Each of the 13 hour-long "Sansui's New World of Jazz" shows is being produced and engineered at Hank LoConti's Agency Recording Studio, above his Agora Ballroom.
Taped on Tuesday - "Jazz Night" at the club - each show's 16 -track master tape is mixed through the QS 4-channel encoder for distribution to the 40 FM stations that bought the
initial series.
Each station gets a 2:1 duplicate off an Ampex AG440 unit, on Scotch 207 open reel for top quality replay. Three shows are shipped at time, so that a station is never "down to the last day" on programming, and most are aired over the weekend.
The mixture of stations indicate the crossover interest in the jazz artists, with formats running the gamut from WMMS, Cleveland's progressive rocker, to KKSS, St. Louis soul
outlet; KFSD, San Diego's classical jazz combo, and WRVR New York's jazz showcase.
Initial artist roster also reflects the crossover appeal. After Billy Cobham (Atlantic) kicked off the series the week of July 10, he was followed in successive weeks by the Brecker Brothers (Arista), Weather Report (Columbia), Dave Liebman & Lookout Farm (A&M), Larry Coryell & the 11th House (Arista).
Rounding out the series, which will be continued based on initial reaction, are Michael Urbaniak (Arista), Ben Sidran (Arista), Pat Martino (WB), Ronnie Laws (UA), John (ABC), Gary Burton (ECM), Gabor Szabo (Mercury) and Dave Brubeck (Atlantic).
"Sansui's exclusive sponsorship of this show," notes Hoshino, "represents our desire to go beyond the hi fi magazines to reach many more of our potential customers. Jazz isvery popular in Japan and I am really glad to see the amount of interest stations and listeners are showing in our jazz series."
The company produced commercials about the full product line of receivers, amplifiers and turntables, as well as the QS 4-channel receivers and decoders, with local dealers alerted to each week's featured items to tie in their own top items. National advertising backing the series is appearing in a number of consumer music books.

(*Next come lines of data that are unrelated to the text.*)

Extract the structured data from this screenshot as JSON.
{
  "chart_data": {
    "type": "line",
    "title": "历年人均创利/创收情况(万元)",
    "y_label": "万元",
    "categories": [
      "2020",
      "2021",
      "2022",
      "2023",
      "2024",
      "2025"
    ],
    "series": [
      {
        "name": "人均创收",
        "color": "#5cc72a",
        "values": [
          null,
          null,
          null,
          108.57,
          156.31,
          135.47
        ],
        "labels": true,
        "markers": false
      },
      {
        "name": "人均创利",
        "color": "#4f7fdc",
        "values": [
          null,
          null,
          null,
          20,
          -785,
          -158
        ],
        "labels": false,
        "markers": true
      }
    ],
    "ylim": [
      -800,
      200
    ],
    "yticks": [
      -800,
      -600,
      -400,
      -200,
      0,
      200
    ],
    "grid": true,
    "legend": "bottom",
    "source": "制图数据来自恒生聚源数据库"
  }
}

In Scotland, Glasgow's progressive Radio Clyde broadcast its first live quad concerts using the Sansui QS system June 25 and July 2. Special 4-channel mike techniques were used to maximize the quad effect of the "Promo 76" concerts by the Scottish National Orchestra, direct from Kelvin Hall there.
Radio Clyde joined Radio Piccadilly in the U.K., which was the first to conduct QS broadcast tests there several months ago. Both tests were monitored by the Independent
Broadcasting Authority which approved the broadcasts. Other European stations reportedly are keenly interested in the potential of the 4- channel market.

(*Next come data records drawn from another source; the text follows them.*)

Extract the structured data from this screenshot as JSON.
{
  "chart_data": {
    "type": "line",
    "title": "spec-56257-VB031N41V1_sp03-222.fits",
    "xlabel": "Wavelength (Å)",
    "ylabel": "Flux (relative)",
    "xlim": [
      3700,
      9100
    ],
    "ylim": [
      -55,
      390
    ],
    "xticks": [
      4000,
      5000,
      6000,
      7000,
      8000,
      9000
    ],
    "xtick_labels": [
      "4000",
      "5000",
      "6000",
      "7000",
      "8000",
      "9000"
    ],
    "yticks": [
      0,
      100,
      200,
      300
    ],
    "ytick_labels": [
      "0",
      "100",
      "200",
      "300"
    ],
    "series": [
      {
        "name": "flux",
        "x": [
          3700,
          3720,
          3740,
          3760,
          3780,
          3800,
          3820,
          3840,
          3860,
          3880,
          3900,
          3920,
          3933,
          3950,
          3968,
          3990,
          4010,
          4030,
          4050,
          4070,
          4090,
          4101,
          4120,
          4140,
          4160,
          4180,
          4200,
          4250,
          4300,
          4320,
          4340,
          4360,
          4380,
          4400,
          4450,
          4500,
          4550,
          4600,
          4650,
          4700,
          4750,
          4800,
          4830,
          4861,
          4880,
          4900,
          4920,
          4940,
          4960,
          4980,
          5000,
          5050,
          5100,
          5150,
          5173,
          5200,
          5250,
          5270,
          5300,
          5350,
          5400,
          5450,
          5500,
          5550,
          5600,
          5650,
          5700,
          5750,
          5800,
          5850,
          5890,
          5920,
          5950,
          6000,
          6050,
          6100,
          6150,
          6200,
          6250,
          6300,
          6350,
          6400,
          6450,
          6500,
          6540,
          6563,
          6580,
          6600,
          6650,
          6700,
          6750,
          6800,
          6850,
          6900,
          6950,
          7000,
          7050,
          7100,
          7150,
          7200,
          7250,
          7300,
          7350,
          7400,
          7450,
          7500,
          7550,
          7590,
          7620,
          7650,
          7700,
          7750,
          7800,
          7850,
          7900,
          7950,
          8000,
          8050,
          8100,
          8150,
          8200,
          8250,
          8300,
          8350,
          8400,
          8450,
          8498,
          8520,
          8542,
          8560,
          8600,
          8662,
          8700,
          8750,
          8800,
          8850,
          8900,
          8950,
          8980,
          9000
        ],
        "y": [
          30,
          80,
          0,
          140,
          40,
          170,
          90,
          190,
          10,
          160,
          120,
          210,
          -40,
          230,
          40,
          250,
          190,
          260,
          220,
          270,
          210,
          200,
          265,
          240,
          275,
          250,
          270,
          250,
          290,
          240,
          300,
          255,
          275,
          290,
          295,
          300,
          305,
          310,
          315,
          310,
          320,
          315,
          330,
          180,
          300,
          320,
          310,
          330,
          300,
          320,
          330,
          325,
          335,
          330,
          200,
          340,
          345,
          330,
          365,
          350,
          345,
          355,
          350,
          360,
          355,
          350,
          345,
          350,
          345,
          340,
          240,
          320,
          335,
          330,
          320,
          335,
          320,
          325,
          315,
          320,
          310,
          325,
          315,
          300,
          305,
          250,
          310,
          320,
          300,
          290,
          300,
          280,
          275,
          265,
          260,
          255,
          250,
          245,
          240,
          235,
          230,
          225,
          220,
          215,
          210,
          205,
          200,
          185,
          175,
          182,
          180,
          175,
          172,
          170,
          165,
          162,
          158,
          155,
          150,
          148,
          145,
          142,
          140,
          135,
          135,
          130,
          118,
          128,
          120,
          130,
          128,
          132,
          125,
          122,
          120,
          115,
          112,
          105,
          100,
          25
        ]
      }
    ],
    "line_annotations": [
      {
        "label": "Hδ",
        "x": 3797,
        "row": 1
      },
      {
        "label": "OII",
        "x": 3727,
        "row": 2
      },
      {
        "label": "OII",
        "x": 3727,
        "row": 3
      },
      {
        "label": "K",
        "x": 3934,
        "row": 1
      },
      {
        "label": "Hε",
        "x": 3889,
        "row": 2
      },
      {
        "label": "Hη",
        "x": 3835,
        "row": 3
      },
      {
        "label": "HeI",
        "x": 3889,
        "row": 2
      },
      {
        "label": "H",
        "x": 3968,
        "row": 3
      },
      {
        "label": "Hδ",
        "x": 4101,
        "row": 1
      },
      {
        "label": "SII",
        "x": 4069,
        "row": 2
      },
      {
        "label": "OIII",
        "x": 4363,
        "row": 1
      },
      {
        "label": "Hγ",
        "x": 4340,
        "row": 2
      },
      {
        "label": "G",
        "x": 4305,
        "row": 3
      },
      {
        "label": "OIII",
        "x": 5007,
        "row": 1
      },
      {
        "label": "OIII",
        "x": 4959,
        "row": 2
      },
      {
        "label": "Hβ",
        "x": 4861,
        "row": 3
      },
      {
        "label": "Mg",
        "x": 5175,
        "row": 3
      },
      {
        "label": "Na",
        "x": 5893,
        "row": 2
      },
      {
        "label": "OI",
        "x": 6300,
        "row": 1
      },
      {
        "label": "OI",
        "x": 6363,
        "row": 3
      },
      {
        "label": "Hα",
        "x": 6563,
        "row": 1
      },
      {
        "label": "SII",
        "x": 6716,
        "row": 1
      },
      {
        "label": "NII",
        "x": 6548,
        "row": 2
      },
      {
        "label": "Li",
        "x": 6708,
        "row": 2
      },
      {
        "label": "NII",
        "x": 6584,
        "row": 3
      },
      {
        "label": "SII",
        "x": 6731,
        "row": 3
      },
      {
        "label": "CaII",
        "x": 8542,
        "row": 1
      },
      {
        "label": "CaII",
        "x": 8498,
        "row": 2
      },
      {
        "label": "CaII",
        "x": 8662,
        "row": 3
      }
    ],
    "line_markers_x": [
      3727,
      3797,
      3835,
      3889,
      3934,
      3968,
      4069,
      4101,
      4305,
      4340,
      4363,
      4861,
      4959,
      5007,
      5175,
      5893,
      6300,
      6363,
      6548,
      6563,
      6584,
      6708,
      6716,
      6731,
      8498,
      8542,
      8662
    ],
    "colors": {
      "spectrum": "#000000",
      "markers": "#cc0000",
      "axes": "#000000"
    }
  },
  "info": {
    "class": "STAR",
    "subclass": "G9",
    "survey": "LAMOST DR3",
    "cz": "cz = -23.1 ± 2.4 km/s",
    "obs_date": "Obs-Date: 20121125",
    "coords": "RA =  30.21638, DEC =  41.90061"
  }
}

A Sansui QSE-5B broadcast encoder was used at Kelvin Hall and a QS vario matrix decoder at Radio Clyde's Anderson Cross Centre Studios to monitor the broadcast. The listeners - the station's signals have a potential audience of 2 million - were able to receive normal mono reception, widened stereo reception and for those already into the fledgling 4-channel mart in the U.K., the full quad effect.